The reason Jacob Zuma, Oscar Pistorius and Shrien Dewani make us all so cross is because we know they’re lying and we know we wouldn’t get away with those kinds of lies if we tried them. Imagine someone builds you a R240-million house, all you have to do is lie that you didn’t ask for all the extravagances, and they’ll shut up and pay – and because people are scared of you, you’ll get away with it. Imagine you kill your girlfriend, lie that you thought it was a burglar, hire some lawyers and cry a lot – because you’re a celebrity and people are stupid, some of them will believe you. Imagine you hire killers on the Cape Flats to murder your wife and then tell everyone you have mental illness and suicidal tendencies in order to delay your extradition to a trial – and waste two years before you’re eventually made to explain yourself. These people annoy us because common sense tells us they’re bullshitting and yet, in civilised societies we’re not allowed to point fingers. We want to point fingers. We need to point fingers.
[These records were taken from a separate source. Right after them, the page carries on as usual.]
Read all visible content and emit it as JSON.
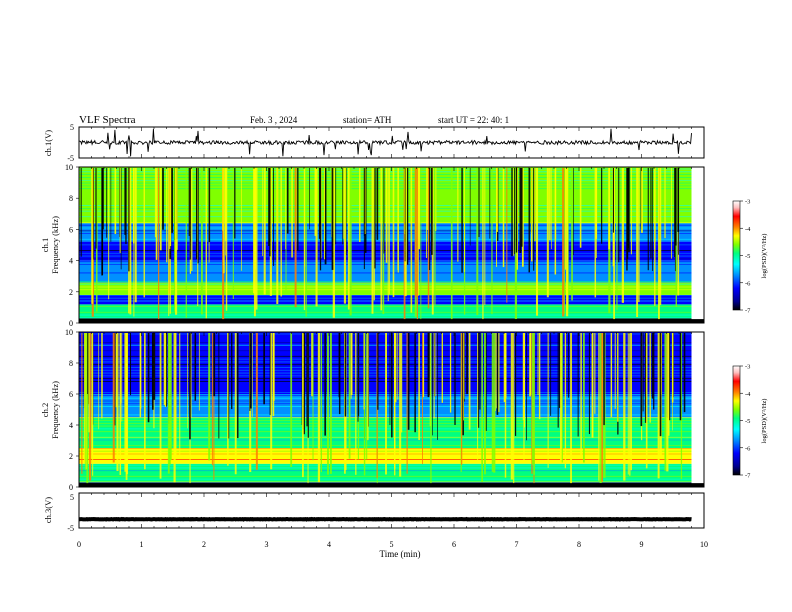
{
  "header": {
    "title": "VLF  Spectra",
    "date": "Feb. 3  , 2024",
    "station": "station= ATH",
    "start": "start  UT  =   22: 40: 1"
  },
  "colors": {
    "scale": [
      "#000000",
      "#000090",
      "#0000ff",
      "#0090ff",
      "#00ffff",
      "#00ff80",
      "#80ff00",
      "#ffff00",
      "#ff8000",
      "#ff0000",
      "#ffc0c0",
      "#ffffff"
    ],
    "trace": "#000000",
    "axis": "#000000"
  },
  "chart_data": [
    {
      "type": "line",
      "ylabel": "ch.1(V)",
      "ylim": [
        -5,
        5
      ],
      "yticks": [
        "5",
        "-5"
      ],
      "series_description": "noisy waveform centred near 0 V with frequent short spikes",
      "values_range": [
        -1,
        1
      ]
    },
    {
      "type": "heatmap",
      "ylabel": "ch.1\nFrequency  (kHz)",
      "ylabel_line1": "ch.1",
      "ylabel_line2": "Frequency  (kHz)",
      "ylim": [
        0,
        10
      ],
      "yticks": [
        "0",
        "2",
        "4",
        "6",
        "8",
        "10"
      ],
      "colorbar": {
        "label": "log(PSD)(V²/Hz)",
        "range": [
          -7,
          -3
        ],
        "ticks": [
          "-3",
          "-4",
          "-5",
          "-6",
          "-7"
        ]
      },
      "bands": [
        {
          "from_khz": 0.0,
          "to_khz": 0.3,
          "level": -7
        },
        {
          "from_khz": 0.3,
          "to_khz": 1.2,
          "level": -5.2
        },
        {
          "from_khz": 1.2,
          "to_khz": 1.8,
          "level": -6.2
        },
        {
          "from_khz": 1.8,
          "to_khz": 2.6,
          "level": -5.0
        },
        {
          "from_khz": 2.6,
          "to_khz": 4.0,
          "level": -5.8
        },
        {
          "from_khz": 4.0,
          "to_khz": 5.2,
          "level": -6.4
        },
        {
          "from_khz": 5.2,
          "to_khz": 6.4,
          "level": -5.9
        },
        {
          "from_khz": 6.4,
          "to_khz": 10.0,
          "level": -5.0
        }
      ]
    },
    {
      "type": "heatmap",
      "ylabel": "ch.2\nFrequency  (kHz)",
      "ylabel_line1": "ch.2",
      "ylabel_line2": "Frequency  (kHz)",
      "ylim": [
        0,
        10
      ],
      "yticks": [
        "0",
        "2",
        "4",
        "6",
        "8",
        "10"
      ],
      "colorbar": {
        "label": "log(PSD)(V²/Hz)",
        "range": [
          -7,
          -3
        ],
        "ticks": [
          "-3",
          "-4",
          "-5",
          "-6",
          "-7"
        ]
      },
      "bands": [
        {
          "from_khz": 0.0,
          "to_khz": 0.3,
          "level": -6.5
        },
        {
          "from_khz": 0.3,
          "to_khz": 1.5,
          "level": -5.3
        },
        {
          "from_khz": 1.5,
          "to_khz": 2.5,
          "level": -4.6
        },
        {
          "from_khz": 2.5,
          "to_khz": 4.5,
          "level": -5.1
        },
        {
          "from_khz": 4.5,
          "to_khz": 6.0,
          "level": -5.9
        },
        {
          "from_khz": 6.0,
          "to_khz": 10.0,
          "level": -6.3
        }
      ]
    },
    {
      "type": "line",
      "ylabel": "ch.3(V)",
      "ylim": [
        -5,
        5
      ],
      "yticks": [
        "5",
        "-5"
      ],
      "series_description": "flat thick trace near -2.5 V",
      "values_range": [
        -2.6,
        -2.4
      ]
    }
  ],
  "xaxis": {
    "xlabel": "Time  (min)",
    "xlim": [
      0,
      10
    ],
    "ticks": [
      "0",
      "1",
      "2",
      "3",
      "4",
      "5",
      "6",
      "7",
      "8",
      "9",
      "10"
    ],
    "data_end_min": 9.8
  }
}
People (especially pious people) keep telling me not to judge. Judging is what got us to this point in our evolution. You judge the distance between the sabre-tooth tiger and the tree, and you make a dash for it. You judge that the ledge is too high to jump off of, and you survive. You judge another person’s trustworthiness and you either do business with them or you don’t. When people tell you not to judge, they usually mean you shouldn’t criticise them or their decisions – or a situation where they have the opposite opinion to yours.
The onus also seems to have shifted in cases where someone is caught in a web of lies. There seems to be either a lack of authority about the truth or a lack of accountability for it everywhere. Either way, if you accuse someone of talking nonsense, somehow you’re the bad guy. It should be the other way round, don’t you think?
Imagine you’re at a lunch and some guy can’t shut up about how he just bought a McLaren or owns a house in Italy. You know this is patently untrue. Something we’re taught from childhood seems to make us want to shut up and tolerate this kind of pea-cocking. What really should happen is that you should get up and tell the guy in question to stop talking rubbish. Nobody does that. If they do, people round the table might actually think he’s the rude one. Unless you come like Gerrie Nel, armed with files and photos and bloodstained duvets that prove someone is being dishonest, you should humble yourself and let them keep mouthing off. The difference between truth, fiction and opinion is so blurred.
I think much of this comes from a general dislike of confrontation. That’s why Zuma, Pistorius and Dewani can keep up their lies. People don’t want to cause a scene, disrupt the peace or make anyone uncomfortable. Being quiet and allowing them to continue corrupting the truth will only delay the inevitable and make the truth, when it eventually comes out (and it always does) that much more painful to hear and bear. If we all had more regard for the truth than for being popular with our fellow citizens, associates, friends and family; we’d be willing to stand up and ridicule these lies in open, public ways. I’m going to ask you to imagine again, but this time instead of making you frown, I’ll make you smile:
Imagine the ANC NEC calling an emergency meeting and telling Jacob Zuma to either repay the full cost of Nkandla and resign immediately or face prosecution. Imagine Oscar Pistorius breaking down in the dock and admitting that he’s an incendiary, complex man with a lot of psychological problems and that he might have been responsible for the murder of a girl who engaged him in a furious argument. Imagine Shrien Dewani manning up and saying “I’m willing to face trial, to present my case and to stop putting every obstacle to justice in the way of prosecutors.”
Now go back to that lunch I told you about, stand up and look the boastful guy in the eyes and tell him he’s a bullshitter. Do it, you might upset the party, but you’ll gain bucketloads of respect in the long run.